Wenn zwei Menschen miteinander ein besonderes Rechtsgeschäft wie ein Immobilienkaufgeschäft miteinander abschließen wollen, ist der Gang zum Notar unerlässlich. Hierbei suchen sie dann eine Person mit einer gesonderten Stellung auf, welcher den Status eines Amtsträgers hat. Der Notar genießt in der breiten Öffentlichkeit einen besonderen Vertrauensstatus, welcher jedoch letztlich auf die besonderen Befugnisse und auch Pflichten des Notars zurückgeht. Insbesondere die notariellen Belehrungspflichten stehen dabei nicht selten im Fokus. Den wenigsten Menschen ist jedoch der Umfang sowie die genauen Zusammenhänge mit den notariellen Belehrungspflichten bewusst.
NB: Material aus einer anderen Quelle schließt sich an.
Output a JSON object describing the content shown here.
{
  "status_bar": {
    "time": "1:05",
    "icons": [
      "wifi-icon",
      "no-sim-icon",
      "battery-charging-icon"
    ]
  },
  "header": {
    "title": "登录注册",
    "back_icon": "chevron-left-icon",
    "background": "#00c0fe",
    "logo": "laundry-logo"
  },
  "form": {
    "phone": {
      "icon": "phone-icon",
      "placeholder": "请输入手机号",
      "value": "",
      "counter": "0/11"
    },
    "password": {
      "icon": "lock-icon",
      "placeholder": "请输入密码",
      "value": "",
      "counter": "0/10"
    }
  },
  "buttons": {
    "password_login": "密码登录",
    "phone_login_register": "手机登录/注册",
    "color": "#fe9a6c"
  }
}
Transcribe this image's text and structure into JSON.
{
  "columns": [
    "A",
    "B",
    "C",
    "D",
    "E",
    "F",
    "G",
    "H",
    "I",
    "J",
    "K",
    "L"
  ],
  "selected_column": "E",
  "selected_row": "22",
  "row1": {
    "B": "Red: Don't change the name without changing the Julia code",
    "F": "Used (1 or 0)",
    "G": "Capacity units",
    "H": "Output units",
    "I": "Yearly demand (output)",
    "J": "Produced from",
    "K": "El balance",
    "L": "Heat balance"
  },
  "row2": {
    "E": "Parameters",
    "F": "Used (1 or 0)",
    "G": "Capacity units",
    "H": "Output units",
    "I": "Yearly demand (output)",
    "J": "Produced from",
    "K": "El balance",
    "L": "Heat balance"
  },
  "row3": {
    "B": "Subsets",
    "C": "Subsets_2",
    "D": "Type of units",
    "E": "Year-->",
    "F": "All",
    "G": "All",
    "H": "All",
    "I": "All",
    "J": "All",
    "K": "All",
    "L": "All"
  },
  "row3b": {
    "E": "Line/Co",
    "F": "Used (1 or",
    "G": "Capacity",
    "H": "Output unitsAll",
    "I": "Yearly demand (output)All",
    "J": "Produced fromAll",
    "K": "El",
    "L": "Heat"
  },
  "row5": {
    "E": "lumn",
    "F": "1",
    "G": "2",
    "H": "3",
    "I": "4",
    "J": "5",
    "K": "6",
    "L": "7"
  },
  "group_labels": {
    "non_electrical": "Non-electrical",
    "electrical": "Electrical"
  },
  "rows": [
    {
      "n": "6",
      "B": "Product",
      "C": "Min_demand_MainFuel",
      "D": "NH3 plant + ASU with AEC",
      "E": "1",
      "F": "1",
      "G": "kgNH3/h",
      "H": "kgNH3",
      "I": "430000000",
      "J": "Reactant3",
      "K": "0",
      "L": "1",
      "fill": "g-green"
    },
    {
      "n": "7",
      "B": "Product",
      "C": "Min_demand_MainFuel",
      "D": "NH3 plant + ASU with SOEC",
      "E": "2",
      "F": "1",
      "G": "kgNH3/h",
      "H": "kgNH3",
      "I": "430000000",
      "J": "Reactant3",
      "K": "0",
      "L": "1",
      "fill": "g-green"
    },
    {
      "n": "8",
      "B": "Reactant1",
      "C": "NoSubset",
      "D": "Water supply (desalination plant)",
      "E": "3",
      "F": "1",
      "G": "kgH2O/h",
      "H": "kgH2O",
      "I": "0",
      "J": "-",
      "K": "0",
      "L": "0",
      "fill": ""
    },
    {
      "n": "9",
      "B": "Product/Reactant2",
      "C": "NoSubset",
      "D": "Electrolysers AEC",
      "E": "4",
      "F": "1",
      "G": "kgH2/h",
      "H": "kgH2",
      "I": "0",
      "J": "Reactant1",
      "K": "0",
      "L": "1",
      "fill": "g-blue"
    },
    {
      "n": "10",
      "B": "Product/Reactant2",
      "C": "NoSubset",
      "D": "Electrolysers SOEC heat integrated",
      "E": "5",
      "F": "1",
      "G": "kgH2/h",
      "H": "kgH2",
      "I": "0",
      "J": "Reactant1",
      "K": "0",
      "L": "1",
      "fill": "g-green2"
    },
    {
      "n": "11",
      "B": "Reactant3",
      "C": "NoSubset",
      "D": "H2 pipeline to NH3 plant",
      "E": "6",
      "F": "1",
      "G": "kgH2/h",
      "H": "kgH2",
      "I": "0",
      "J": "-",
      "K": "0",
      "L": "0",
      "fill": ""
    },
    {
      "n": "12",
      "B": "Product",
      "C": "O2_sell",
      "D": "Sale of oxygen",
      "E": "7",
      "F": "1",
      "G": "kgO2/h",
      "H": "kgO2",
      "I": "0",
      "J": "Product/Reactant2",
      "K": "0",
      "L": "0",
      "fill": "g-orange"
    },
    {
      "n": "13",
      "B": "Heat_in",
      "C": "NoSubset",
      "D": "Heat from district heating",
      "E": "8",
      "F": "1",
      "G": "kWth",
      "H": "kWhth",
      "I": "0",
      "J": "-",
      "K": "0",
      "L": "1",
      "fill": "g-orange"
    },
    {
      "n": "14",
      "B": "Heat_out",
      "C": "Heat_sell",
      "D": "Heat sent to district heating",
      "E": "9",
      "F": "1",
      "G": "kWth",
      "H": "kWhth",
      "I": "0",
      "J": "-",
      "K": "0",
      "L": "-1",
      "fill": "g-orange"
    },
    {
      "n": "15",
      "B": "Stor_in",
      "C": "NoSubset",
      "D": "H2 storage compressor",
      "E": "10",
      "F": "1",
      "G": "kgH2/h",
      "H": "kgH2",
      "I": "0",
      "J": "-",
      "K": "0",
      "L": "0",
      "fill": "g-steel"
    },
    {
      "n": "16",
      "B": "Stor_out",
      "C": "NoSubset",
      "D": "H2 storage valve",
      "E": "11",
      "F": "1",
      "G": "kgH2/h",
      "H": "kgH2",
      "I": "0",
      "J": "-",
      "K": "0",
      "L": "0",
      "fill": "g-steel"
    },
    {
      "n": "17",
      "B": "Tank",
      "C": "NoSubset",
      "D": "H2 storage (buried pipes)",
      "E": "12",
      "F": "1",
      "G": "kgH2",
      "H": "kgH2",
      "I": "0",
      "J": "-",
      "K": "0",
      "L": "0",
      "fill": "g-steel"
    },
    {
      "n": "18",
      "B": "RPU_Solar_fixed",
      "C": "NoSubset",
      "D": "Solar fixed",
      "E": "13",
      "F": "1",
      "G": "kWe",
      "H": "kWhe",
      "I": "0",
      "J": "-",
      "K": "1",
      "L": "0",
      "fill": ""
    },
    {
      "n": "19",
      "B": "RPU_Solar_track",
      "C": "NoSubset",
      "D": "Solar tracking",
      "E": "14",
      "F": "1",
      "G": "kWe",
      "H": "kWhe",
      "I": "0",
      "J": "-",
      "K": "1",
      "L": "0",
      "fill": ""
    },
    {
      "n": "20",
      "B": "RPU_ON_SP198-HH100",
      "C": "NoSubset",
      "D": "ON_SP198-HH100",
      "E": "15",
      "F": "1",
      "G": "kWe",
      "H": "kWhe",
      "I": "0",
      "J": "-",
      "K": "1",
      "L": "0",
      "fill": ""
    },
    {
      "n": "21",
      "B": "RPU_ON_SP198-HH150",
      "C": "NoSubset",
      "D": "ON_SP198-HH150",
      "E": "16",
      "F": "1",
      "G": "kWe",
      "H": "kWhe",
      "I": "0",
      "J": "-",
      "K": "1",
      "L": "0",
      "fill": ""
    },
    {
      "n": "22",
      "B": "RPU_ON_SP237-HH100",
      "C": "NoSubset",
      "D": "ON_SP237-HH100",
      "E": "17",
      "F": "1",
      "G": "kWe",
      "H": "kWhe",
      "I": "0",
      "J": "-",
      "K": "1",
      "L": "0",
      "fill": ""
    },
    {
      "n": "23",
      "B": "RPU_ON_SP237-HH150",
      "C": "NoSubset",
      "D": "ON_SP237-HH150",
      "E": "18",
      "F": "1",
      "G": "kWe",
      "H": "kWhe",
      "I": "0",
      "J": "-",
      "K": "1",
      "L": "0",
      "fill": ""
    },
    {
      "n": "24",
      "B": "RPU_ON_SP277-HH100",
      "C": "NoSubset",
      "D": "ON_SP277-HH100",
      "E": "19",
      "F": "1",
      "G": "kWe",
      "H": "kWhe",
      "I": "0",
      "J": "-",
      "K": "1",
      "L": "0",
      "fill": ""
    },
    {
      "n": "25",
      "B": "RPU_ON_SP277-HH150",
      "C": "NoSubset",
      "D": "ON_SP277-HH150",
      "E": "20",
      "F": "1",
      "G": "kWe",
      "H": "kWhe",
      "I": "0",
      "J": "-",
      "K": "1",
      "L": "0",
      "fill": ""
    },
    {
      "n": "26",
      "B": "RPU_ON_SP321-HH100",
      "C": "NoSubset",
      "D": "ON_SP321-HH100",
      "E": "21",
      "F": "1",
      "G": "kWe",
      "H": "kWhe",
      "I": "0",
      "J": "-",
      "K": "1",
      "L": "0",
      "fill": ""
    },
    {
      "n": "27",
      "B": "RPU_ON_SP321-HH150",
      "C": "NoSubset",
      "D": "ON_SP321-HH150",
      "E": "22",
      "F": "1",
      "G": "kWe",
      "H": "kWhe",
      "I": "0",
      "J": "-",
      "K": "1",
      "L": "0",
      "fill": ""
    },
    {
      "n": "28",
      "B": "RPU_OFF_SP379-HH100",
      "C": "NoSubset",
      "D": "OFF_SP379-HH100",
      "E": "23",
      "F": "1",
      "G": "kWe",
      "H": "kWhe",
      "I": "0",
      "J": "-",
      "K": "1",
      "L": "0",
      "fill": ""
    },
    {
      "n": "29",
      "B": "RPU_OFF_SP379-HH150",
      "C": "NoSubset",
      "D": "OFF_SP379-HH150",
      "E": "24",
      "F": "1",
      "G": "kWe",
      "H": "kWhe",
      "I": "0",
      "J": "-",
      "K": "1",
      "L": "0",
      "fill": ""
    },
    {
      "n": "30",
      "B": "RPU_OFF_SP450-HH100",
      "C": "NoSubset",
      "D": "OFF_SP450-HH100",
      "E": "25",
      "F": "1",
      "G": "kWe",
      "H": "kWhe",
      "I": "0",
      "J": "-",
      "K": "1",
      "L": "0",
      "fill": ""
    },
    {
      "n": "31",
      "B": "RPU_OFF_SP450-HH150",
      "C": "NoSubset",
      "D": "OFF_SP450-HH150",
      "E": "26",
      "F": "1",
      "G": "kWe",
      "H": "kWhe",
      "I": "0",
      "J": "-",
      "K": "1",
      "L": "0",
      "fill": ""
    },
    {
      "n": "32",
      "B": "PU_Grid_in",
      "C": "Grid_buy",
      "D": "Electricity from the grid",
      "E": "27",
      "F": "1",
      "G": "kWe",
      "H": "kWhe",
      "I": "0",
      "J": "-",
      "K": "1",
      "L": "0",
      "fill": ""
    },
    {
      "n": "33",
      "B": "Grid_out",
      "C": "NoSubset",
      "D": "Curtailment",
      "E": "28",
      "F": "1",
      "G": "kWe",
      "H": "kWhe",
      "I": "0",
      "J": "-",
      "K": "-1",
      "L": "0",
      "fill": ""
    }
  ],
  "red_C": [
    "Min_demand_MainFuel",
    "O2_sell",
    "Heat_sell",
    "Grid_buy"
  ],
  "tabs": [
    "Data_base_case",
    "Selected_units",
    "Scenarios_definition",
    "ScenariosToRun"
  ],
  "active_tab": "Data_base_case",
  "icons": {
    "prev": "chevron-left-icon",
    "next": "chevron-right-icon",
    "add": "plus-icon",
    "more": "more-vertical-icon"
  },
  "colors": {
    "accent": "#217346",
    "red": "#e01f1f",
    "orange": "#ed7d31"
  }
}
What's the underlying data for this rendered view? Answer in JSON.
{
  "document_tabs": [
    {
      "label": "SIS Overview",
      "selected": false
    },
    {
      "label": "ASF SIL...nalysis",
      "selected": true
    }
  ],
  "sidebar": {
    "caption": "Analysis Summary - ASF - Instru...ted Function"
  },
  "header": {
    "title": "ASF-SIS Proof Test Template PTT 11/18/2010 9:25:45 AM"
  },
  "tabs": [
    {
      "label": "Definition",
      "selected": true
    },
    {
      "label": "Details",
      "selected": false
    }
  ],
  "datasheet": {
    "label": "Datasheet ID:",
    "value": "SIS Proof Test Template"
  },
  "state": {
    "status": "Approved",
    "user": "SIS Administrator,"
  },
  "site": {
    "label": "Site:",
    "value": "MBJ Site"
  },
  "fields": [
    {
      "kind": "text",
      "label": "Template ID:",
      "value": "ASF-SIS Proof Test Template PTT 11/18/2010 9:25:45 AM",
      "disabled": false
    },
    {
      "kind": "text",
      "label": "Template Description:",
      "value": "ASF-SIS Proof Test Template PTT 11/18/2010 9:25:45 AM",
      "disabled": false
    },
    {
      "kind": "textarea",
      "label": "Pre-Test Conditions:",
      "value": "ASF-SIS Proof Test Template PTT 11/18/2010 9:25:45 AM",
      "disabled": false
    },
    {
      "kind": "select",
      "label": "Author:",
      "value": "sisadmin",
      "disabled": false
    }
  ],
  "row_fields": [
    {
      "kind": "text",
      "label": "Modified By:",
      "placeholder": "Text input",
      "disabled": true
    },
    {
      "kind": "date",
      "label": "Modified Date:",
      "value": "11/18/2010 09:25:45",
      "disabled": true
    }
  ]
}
Hinweispflicht auf Tragweite rechtlicher Natur
Der Notar hat aus seiner Tätigkeit heraus die Verpflichtung, die Beteiligten des Rechtsgeschäfts im Hinblick auf die Tragweite rechtlicher Natur von dem Rechtsgeschäft hinzuweisen. Diese Verpflichtung beinhaltet auch die genaue Bedeutung der jeweiligen Erklärungen, welche beide Parteien im Zuge des Rechtsgeschäfts abgeben.
Das Ziel des Notars
Die absolute Klarheit aller Beteiligten des Rechtsgeschäfts gehört zu den ausdrücklichen Zielsetzungen des Notars. Dies bedeutet, dass der Notar sämtliche Maßnahmen ergreifen muss, damit Zweifel und auch Irrtümer bei den beteiligten Personen ausgeschlossen werden können. Dies ergibt sich aus dem § 17 Abs. 1 Beurkundungsgesetz (BeurKG). Der Notar muss dementsprechend sämtliche Maßnahmen ergreifen, die erforderlich sind, damit der ausdrückliche Wille aller an dem Rechtsgeschäft beteiligten Personen in einer von dem Notar erstellten Urkunde vollumfänglich sowie sachlich oder inhaltlich korrekt sowie eindeutig unmissverständlich wiedergefunden werden kann.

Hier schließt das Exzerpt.